QUESTION PRÉLIMINAIRE
[4]
La requête déposée à la Commission des lésions
professionnelles l’a été en dehors du délai de 45 jours prévu à l’article
L’OBJET DE LA CONTESTATION
[5] L’employeur demande d’abord d’être relevé de son défaut d’avoir produit sa requête à la Commission des lésions professionnelles dans le délai légal.
[6]
L’employeur demande ensuite de reconnaître que
la CSST doit imputer aux employeurs de toutes les unités le coût des
prestations versées à compter du 22 décembre 2000 pour la lésion
professionnelle survenue à monsieur Pierre René De Cotret (le travailleur)
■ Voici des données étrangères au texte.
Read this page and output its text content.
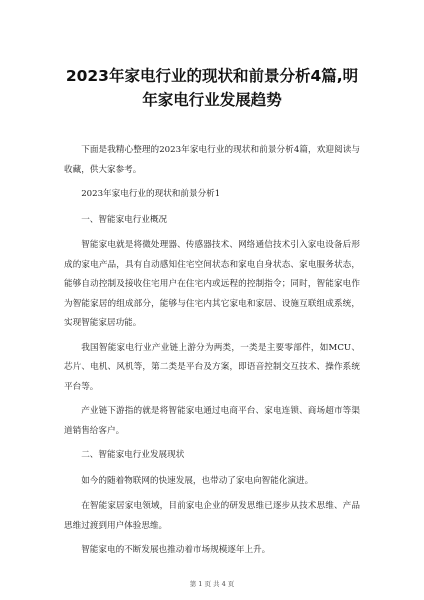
2023年家电行业的现状和前景分析4篇,明年家电行业发展趋势

下面是我精心整理的2023年家电行业的现状和前景分析4篇，欢迎阅读与收藏，供大家参考。

2023年家电行业的现状和前景分析1

一、智能家电行业概况

智能家电就是将微处理器、传感器技术、网络通信技术引入家电设备后形成的家电产品，具有自动感知住宅空间状态和家电自身状态、家电服务状态，能够自动控制及接收住宅用户在住宅内或远程的控制指令；同时，智能家电作为智能家居的组成部分，能够与住宅内其它家电和家居、设施互联组成系统，实现智能家居功能。

我国智能家电行业产业链上游分为两类，一类是主要零部件，如MCU、芯片、电机、风机等，第二类是平台及方案，即语音控制交互技术、操作系统平台等。

产业链下游指的就是将智能家电通过电商平台、家电连锁、商场超市等渠道销售给客户。

二、智能家电行业发展现状

如今的随着物联网的快速发展，也带动了家电向智能化演进。

在智能家居家电领域，目前家电企业的研发思维已逐步从技术思维、产品思维过渡到用户体验思维。

智能家电的不断发展也推动着市场规模逐年上升。

第 1 页 共 4 页
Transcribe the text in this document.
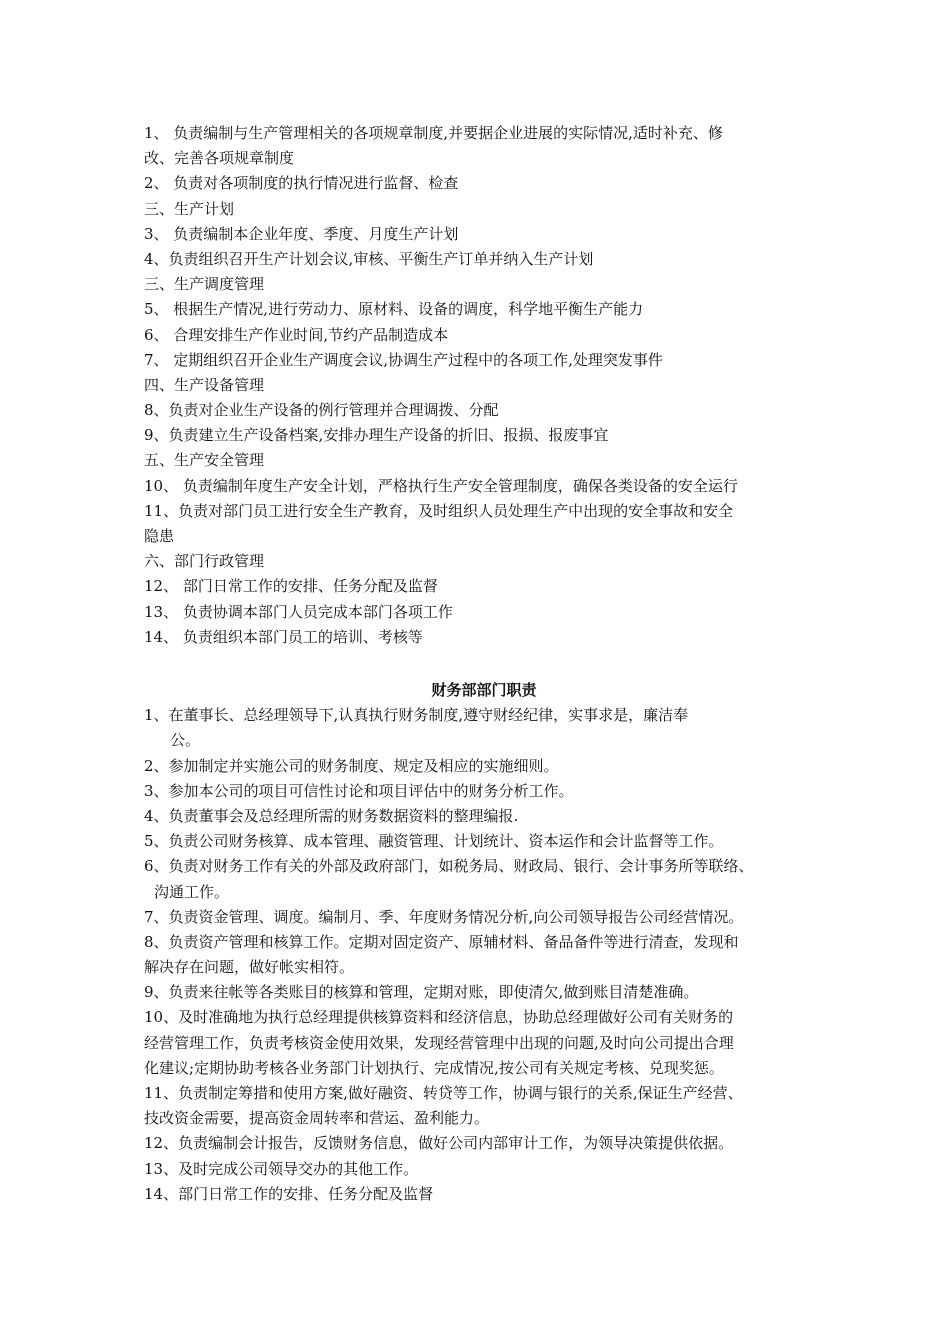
1、 负责编制与生产管理相关的各项规章制度,并要据企业进展的实际情况,适时补充、修
改、完善各项规章制度
2、 负责对各项制度的执行情况进行监督、检查
三、生产计划
3、 负责编制本企业年度、季度、月度生产计划
4、负责组织召开生产计划会议,审核、平衡生产订单并纳入生产计划
三、生产调度管理
5、 根据生产情况,进行劳动力、原材料、设备的调度，科学地平衡生产能力
6、 合理安排生产作业时间,节约产品制造成本
7、 定期组织召开企业生产调度会议,协调生产过程中的各项工作,处理突发事件
四、生产设备管理
8、负责对企业生产设备的例行管理并合理调拨、分配
9、负责建立生产设备档案,安排办理生产设备的折旧、报损、报废事宜
五、生产安全管理
10、 负责编制年度生产安全计划，严格执行生产安全管理制度，确保各类设备的安全运行
11、负责对部门员工进行安全生产教育，及时组织人员处理生产中出现的安全事故和安全
隐患
六、部门行政管理
12、 部门日常工作的安排、任务分配及监督
13、 负责协调本部门人员完成本部门各项工作
14、 负责组织本部门员工的培训、考核等
财务部部门职责
1、在董事长、总经理领导下,认真执行财务制度,遵守财经纪律，实事求是，廉洁奉
公。
2、参加制定并实施公司的财务制度、规定及相应的实施细则。
3、参加本公司的项目可信性讨论和项目评估中的财务分析工作。
4、负责董事会及总经理所需的财务数据资料的整理编报.
5、负责公司财务核算、成本管理、融资管理、计划统计、资本运作和会计监督等工作。
6、负责对财务工作有关的外部及政府部门，如税务局、财政局、银行、会计事务所等联络、
沟通工作。
7、负责资金管理、调度。编制月、季、年度财务情况分析,向公司领导报告公司经营情况。
8、负责资产管理和核算工作。定期对固定资产、原辅材料、备品备件等进行清查，发现和
解决存在问题，做好帐实相符。
9、负责来往帐等各类账目的核算和管理，定期对账，即使清欠,做到账目清楚准确。
10、及时准确地为执行总经理提供核算资料和经济信息，协助总经理做好公司有关财务的
经营管理工作，负责考核资金使用效果，发现经营管理中出现的问题,及时向公司提出合理
化建议;定期协助考核各业务部门计划执行、完成情况,按公司有关规定考核、兑现奖惩。
11、负责制定筹措和使用方案,做好融资、转贷等工作，协调与银行的关系,保证生产经营、
技改资金需要，提高资金周转率和营运、盈利能力。
12、负责编制会计报告，反馈财务信息，做好公司内部审计工作，为领导决策提供依据。
13、及时完成公司领导交办的其他工作。
14、部门日常工作的安排、任务分配及监督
en raison d’une lésion professionnelle visée dans l’article
LES FAITS CONCERNANT LA QUESTION PRÉLIMINAIRE
[7] De la preuve testimoniale et documentaire présentée, la Commission des lésions professionnelles retient les éléments suivants.
[8] Monsieur Sylvain Boucher a témoigné à la demande de l’employeur. Il est conseiller en CSST chez l’employeur depuis cinq ans.
[9] Il explique que c’est madame Connie Farrante, directrice des ressources humaines et madame Christina Garrabatos qui, en avril 2004, donc au moment où la décision a été rendue à la suite d’une révision administrative, s’occupaient de faire les contestations des décisions rendues par la CSST.
[10] Toutefois, madame Farrante a quitté l’emploi de façon très abrupte le 3 juin 2004 et madame Garrabatos a quitté le 17 juin suivant.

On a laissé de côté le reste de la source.